Remove your Clothes

A man stubbed his toe so badly he decided to go to the doctor.

When he arrived at the office, the nurse directed him to remove his clothes and wait in the next room.

“I just hurt my toe,” complained the man. “Why do I need to take off my clothes?”

“Everyone who sees the doctor has to undress,” explained the nurse politely. “It’s our policy.”

“Well, I think it’s a stupid policy! Making me undress just to look at my toe! Geeez!”

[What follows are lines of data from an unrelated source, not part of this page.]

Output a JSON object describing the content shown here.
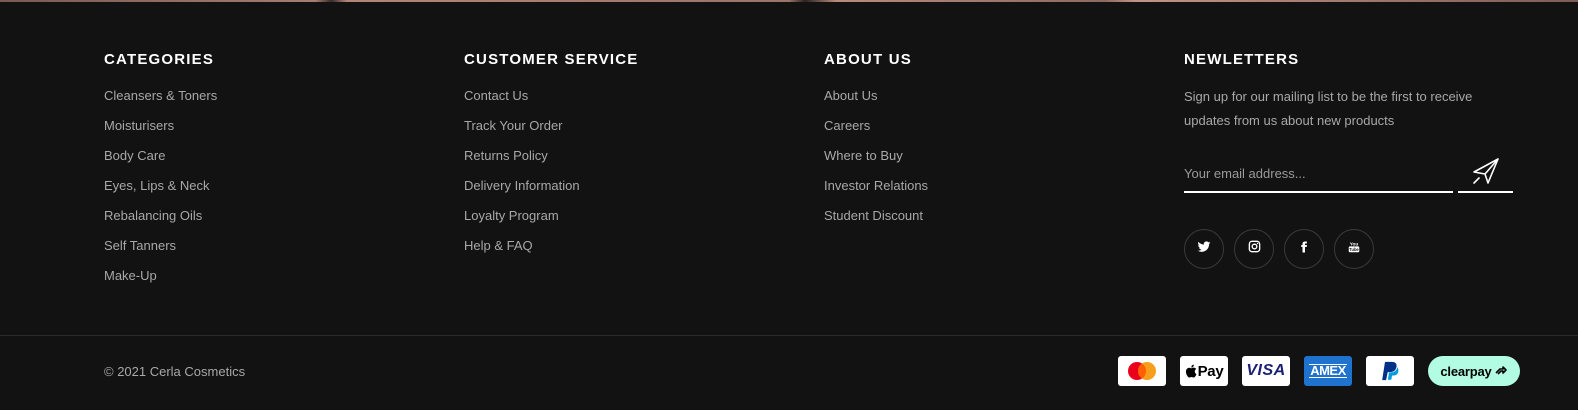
{
  "columns": {
    "categories": {
      "title": "CATEGORIES",
      "links": [
        "Cleansers & Toners",
        "Moisturisers",
        "Body Care",
        "Eyes, Lips & Neck",
        "Rebalancing Oils",
        "Self Tanners",
        "Make-Up"
      ]
    },
    "customer_service": {
      "title": "CUSTOMER SERVICE",
      "links": [
        "Contact Us",
        "Track Your Order",
        "Returns Policy",
        "Delivery Information",
        "Loyalty Program",
        "Help & FAQ"
      ]
    },
    "about_us": {
      "title": "ABOUT US",
      "links": [
        "About Us",
        "Careers",
        "Where to Buy",
        "Investor Relations",
        "Student Discount"
      ]
    },
    "newsletters": {
      "title": "NEWLETTERS",
      "text": "Sign up for our mailing list to be the first to receive updates from us about new products",
      "email_placeholder": "Your email address...",
      "send_icon": "paper-plane-icon"
    }
  },
  "socials": [
    "twitter-icon",
    "instagram-icon",
    "facebook-icon",
    "youtube-icon"
  ],
  "bottom": {
    "copyright": "© 2021 Cerla Cosmetics",
    "payments": {
      "mastercard": "mastercard-logo",
      "applepay": "Pay",
      "visa": "VISA",
      "amex": "AMEX",
      "paypal": "paypal-logo",
      "clearpay": "clearpay"
    }
  },
  "colors": {
    "background": "#121212",
    "heading": "#ffffff",
    "link": "#a8a8a8",
    "clearpay_mint": "#b2fce4",
    "amex_blue": "#1f72cd"
  }
}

From the next room another man’s voice piped up. . . “That’s nothing! I just came here to fix the telephone!”

Homeless Woman

I was walking down the street when I was accosted by a particularly dirty and shabby-looking homeless woman who asked me for a couple of pounds for dinner.

I took out my purse, got out ten pound and asked, “If I give you this money, will you buy wine with it instead of dinner?”

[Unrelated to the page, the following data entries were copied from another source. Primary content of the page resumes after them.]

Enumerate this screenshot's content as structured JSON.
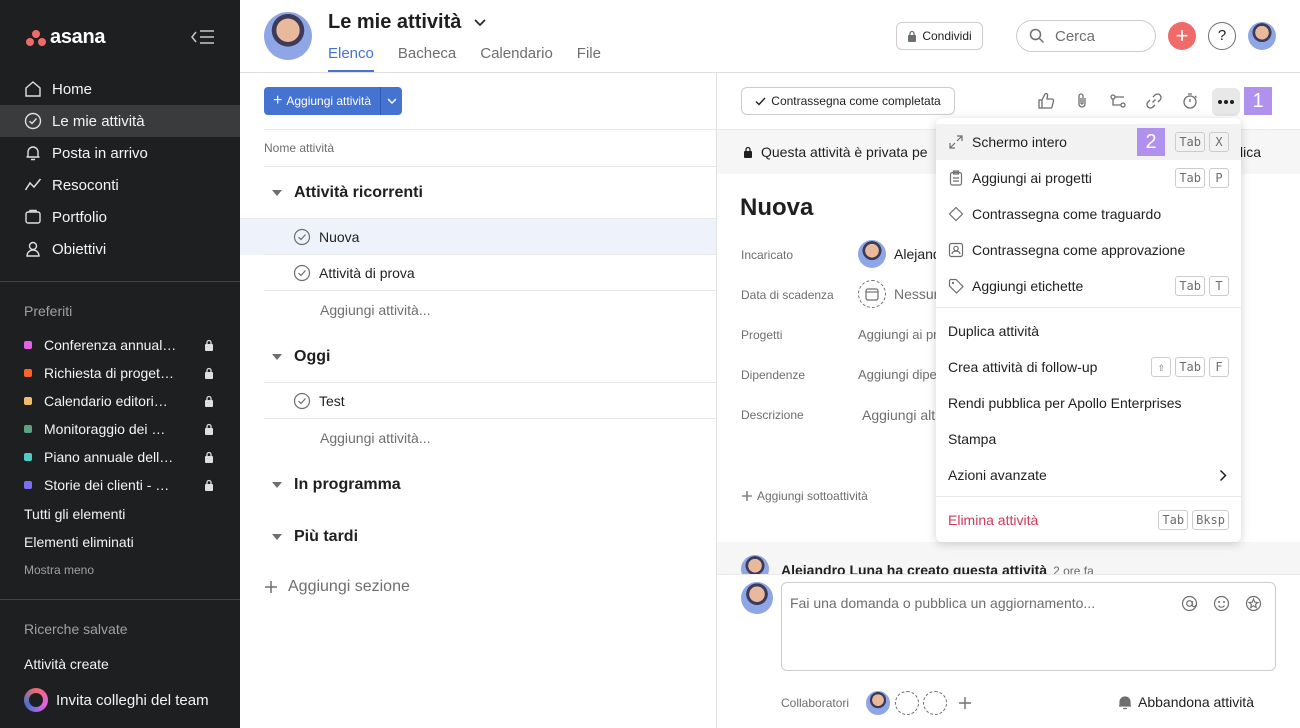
{
  "sidebar": {
    "logo_text": "asana",
    "nav": [
      {
        "label": "Home",
        "icon": "home-icon"
      },
      {
        "label": "Le mie attività",
        "icon": "check-circle-icon"
      },
      {
        "label": "Posta in arrivo",
        "icon": "bell-icon"
      },
      {
        "label": "Resoconti",
        "icon": "chart-line-icon"
      },
      {
        "label": "Portfolio",
        "icon": "folder-icon"
      },
      {
        "label": "Obiettivi",
        "icon": "person-icon"
      }
    ],
    "favorites_title": "Preferiti",
    "favorites": [
      {
        "label": "Conferenza annual…",
        "color": "#e362e3"
      },
      {
        "label": "Richiesta di proget…",
        "color": "#fd612c"
      },
      {
        "label": "Calendario editori…",
        "color": "#f1bd6c"
      },
      {
        "label": "Monitoraggio dei …",
        "color": "#5da283"
      },
      {
        "label": "Piano annuale dell…",
        "color": "#4ecbc4"
      },
      {
        "label": "Storie dei clienti - …",
        "color": "#7a6ff0"
      }
    ],
    "all_items": "Tutti gli elementi",
    "deleted_items": "Elementi eliminati",
    "show_less": "Mostra meno",
    "saved_searches_title": "Ricerche salvate",
    "created_tasks": "Attività create",
    "invite": "Invita colleghi del team"
  },
  "header": {
    "title": "Le mie attività",
    "tabs": [
      "Elenco",
      "Bacheca",
      "Calendario",
      "File"
    ],
    "share_label": "Condividi",
    "search_placeholder": "Cerca",
    "help_label": "?"
  },
  "list": {
    "add_task_label": "Aggiungi attività",
    "column_header": "Nome attività",
    "sections": [
      {
        "name": "Attività ricorrenti",
        "tasks": [
          "Nuova",
          "Attività di prova"
        ]
      },
      {
        "name": "Oggi",
        "tasks": [
          "Test"
        ]
      },
      {
        "name": "In programma",
        "tasks": []
      },
      {
        "name": "Più tardi",
        "tasks": []
      }
    ],
    "add_task_row": "Aggiungi attività...",
    "add_section": "Aggiungi sezione"
  },
  "detail": {
    "mark_complete": "Contrassegna come completata",
    "private_notice": "Questa attività è privata pe",
    "private_suffix": "lica",
    "task_title": "Nuova",
    "fields": [
      {
        "label": "Incaricato",
        "value": "Alejand"
      },
      {
        "label": "Data di scadenza",
        "value": "Nessun"
      },
      {
        "label": "Progetti",
        "value": "Aggiungi ai pr"
      },
      {
        "label": "Dipendenze",
        "value": "Aggiungi dipe"
      },
      {
        "label": "Descrizione",
        "value": "Aggiungi alt"
      }
    ],
    "add_subtask": "Aggiungi sottoattività",
    "activity_text": "Alejandro Luna ha creato questa attività",
    "activity_time": "2 ore fa",
    "comment_placeholder": "Fai una domanda o pubblica un aggiornamento...",
    "collaborators_label": "Collaboratori",
    "leave_task": "Abbandona attività"
  },
  "badges": {
    "one": "1",
    "two": "2"
  },
  "menu": {
    "items": [
      {
        "label": "Schermo intero",
        "icon": "expand-icon",
        "keys": [
          "Tab",
          "X"
        ]
      },
      {
        "label": "Aggiungi ai progetti",
        "icon": "clipboard-icon",
        "keys": [
          "Tab",
          "P"
        ]
      },
      {
        "label": "Contrassegna come traguardo",
        "icon": "diamond-icon",
        "keys": []
      },
      {
        "label": "Contrassegna come approvazione",
        "icon": "approval-icon",
        "keys": []
      },
      {
        "label": "Aggiungi etichette",
        "icon": "tag-icon",
        "keys": [
          "Tab",
          "T"
        ]
      },
      {
        "label": "Duplica attività",
        "keys": []
      },
      {
        "label": "Crea attività di follow-up",
        "keys": [
          "⇧",
          "Tab",
          "F"
        ]
      },
      {
        "label": "Rendi pubblica per Apollo Enterprises",
        "keys": []
      },
      {
        "label": "Stampa",
        "keys": []
      },
      {
        "label": "Azioni avanzate",
        "keys": []
      },
      {
        "label": "Elimina attività",
        "keys": [
          "Tab",
          "Bksp"
        ]
      }
    ]
  },
  "colors": {
    "accent": "#4573d2",
    "brand": "#f06a6a",
    "danger": "#d1395a",
    "badge": "#b091ee",
    "sidebar": "#1e1f21"
  }
}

“No, I had to stop drinking years ago”, the homeless woman told me.

“Will you use it to go shopping instead of buying food?” I asked.

“No, I don’t waste time shopping,” the homeless woman said. “I need to spend all my time trying to stay alive.”

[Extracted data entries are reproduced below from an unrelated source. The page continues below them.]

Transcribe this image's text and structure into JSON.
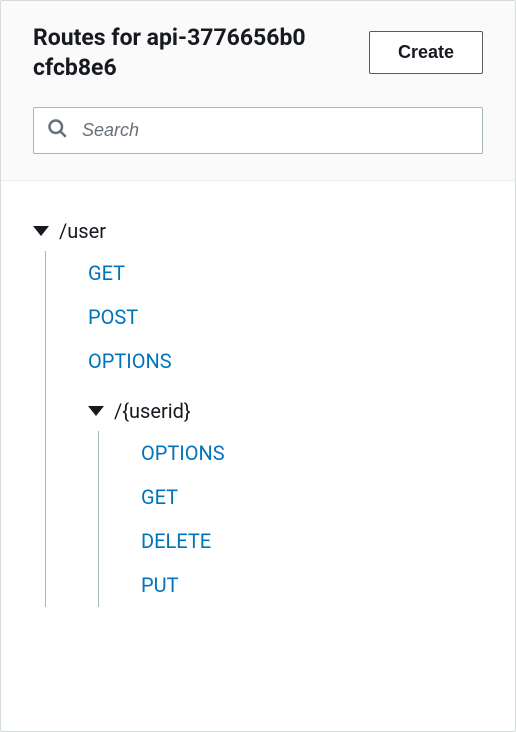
{
  "header": {
    "title": "Routes for api-3776656b0cfcb8e6",
    "create_label": "Create"
  },
  "search": {
    "placeholder": "Search"
  },
  "tree": {
    "root": {
      "label": "/user",
      "methods": {
        "m0": "GET",
        "m1": "POST",
        "m2": "OPTIONS"
      },
      "child": {
        "label": "/{userid}",
        "methods": {
          "m0": "OPTIONS",
          "m1": "GET",
          "m2": "DELETE",
          "m3": "PUT"
        }
      }
    }
  }
}
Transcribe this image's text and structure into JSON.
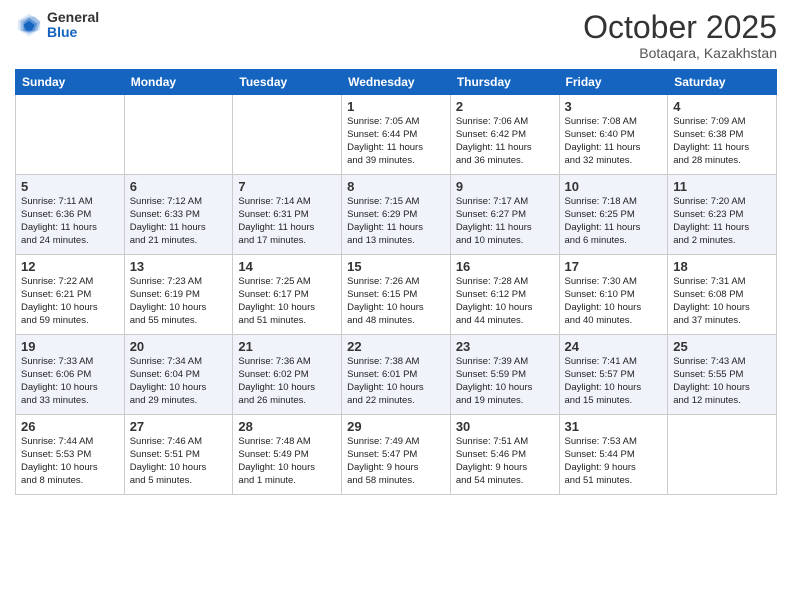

“Will you spend this on a beauty salon instead of food?” I asked.

“Are you NUTS !” replied the homeless woman. ” I haven’t had my hair done in 20 years!”

“Well,” I said, “I’m not going to give you the money. Instead, I’m going to take you out for dinner with my husband and me tonight.”

The homeless woman was shocked. “Won’t your husband be furious with you for doing that? I know I’m dirty, and I probably smell pretty disgusting.”

I said,

“That’s okay. It’s important for him to see what a woman looks like after she has given up shopping, hair appointments, and wine.

Incredible Rage

When The Hulk goes off into a vicious rage, and destroys everything, he’s “INCREDIBLE”. But when I do it, I’m an “ALCOHOLIC”.